Time & Space Complexity

Time complexity: $O(n)$
Space complexity: $O(1)$ constant space used

Where $n$ is the number of arrays in $arrays$

Common Pitfalls

Selecting Both Elements from the Same Array

The problem requires elements to come from two different arrays. A common mistake is to find the global minimum and maximum across all elements without ensuring they belong to different arrays. For example, if one array contains both the smallest and largest values, using them would violate the constraint. The single scan solution handles this by comparing the current array's values against previously seen min/max values, guaranteeing they come from different arrays.

Forgetting to Use Absolute Difference

Some solutions compute the difference without taking the absolute value. While the optimal solution always involves max - min (which is positive), intermediate calculations or edge cases might produce negative values. Always use abs() or structure your comparisons to ensure you're computing |a - b| rather than just a - b.

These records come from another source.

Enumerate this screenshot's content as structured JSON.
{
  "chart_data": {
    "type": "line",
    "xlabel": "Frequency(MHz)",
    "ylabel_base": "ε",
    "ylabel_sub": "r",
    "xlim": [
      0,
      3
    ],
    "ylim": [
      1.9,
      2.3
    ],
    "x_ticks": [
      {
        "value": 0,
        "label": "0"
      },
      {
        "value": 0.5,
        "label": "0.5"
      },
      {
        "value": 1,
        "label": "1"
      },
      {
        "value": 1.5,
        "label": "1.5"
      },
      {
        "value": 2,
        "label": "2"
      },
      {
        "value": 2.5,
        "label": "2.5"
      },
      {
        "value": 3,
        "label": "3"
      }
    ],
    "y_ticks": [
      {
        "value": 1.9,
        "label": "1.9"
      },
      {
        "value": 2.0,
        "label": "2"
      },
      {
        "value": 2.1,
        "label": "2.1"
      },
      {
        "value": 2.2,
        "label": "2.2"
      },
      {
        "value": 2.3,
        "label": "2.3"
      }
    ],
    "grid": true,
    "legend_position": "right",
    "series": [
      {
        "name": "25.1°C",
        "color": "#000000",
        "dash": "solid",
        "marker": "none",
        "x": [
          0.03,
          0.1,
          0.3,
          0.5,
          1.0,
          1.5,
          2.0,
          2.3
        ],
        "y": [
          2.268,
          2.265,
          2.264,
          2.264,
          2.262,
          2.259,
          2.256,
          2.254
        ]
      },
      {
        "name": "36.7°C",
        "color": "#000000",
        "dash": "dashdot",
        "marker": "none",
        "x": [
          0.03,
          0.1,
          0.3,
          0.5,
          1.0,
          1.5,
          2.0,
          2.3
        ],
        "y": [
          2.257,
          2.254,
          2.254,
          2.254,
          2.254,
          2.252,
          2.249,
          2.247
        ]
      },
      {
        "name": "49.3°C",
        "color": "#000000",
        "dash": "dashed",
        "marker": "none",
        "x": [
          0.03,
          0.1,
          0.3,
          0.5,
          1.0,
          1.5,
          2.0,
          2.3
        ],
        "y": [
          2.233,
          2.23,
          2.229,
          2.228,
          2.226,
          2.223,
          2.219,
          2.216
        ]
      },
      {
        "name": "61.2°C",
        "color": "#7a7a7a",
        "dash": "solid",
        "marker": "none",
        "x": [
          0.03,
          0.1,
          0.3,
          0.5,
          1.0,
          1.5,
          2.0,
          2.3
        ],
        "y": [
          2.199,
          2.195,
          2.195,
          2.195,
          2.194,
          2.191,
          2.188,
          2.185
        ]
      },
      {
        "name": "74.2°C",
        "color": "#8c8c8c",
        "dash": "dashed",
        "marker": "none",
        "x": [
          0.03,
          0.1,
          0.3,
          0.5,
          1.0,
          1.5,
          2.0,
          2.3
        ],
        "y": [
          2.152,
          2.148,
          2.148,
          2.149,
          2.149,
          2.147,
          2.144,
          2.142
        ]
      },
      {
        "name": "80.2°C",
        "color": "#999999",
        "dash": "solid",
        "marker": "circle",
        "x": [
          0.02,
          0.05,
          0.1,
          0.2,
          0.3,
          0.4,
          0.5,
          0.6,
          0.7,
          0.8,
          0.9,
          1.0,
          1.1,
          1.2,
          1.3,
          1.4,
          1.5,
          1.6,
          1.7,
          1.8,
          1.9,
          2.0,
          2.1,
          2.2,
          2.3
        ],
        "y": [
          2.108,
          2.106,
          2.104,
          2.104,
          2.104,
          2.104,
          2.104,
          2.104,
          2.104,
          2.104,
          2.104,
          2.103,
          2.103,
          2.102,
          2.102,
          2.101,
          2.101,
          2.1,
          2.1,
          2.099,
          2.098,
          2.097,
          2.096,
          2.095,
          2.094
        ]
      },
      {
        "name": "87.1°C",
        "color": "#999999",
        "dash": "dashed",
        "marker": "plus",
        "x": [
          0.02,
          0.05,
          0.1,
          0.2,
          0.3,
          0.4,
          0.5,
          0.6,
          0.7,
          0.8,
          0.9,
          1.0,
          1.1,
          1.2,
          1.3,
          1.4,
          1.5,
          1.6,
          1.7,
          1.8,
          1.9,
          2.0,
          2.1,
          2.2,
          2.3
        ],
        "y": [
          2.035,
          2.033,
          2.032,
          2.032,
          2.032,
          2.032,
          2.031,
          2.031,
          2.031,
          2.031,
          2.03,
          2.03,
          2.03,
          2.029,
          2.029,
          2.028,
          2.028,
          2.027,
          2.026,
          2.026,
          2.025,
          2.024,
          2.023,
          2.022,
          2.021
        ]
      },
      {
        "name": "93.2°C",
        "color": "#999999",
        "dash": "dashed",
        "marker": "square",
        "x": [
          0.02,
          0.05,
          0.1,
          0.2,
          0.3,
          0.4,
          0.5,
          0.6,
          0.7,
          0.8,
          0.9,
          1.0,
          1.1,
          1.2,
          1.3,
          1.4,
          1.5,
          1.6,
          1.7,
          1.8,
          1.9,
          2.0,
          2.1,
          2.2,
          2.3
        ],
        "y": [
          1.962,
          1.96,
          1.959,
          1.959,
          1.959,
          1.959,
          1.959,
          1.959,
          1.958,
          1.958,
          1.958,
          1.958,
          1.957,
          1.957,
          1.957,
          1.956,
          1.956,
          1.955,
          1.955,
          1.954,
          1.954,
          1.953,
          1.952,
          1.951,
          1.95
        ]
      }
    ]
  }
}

Not Exploiting the Sorted Property of Each Array

Each individual array is sorted in ascending order. Failing to recognize this leads to unnecessarily iterating through all elements when only the first (minimum) and last (maximum) elements of each array matter. The brute force solution that checks every pair of elements is correct but inefficient; the optimized approaches leverage the sorted property to achieve linear time.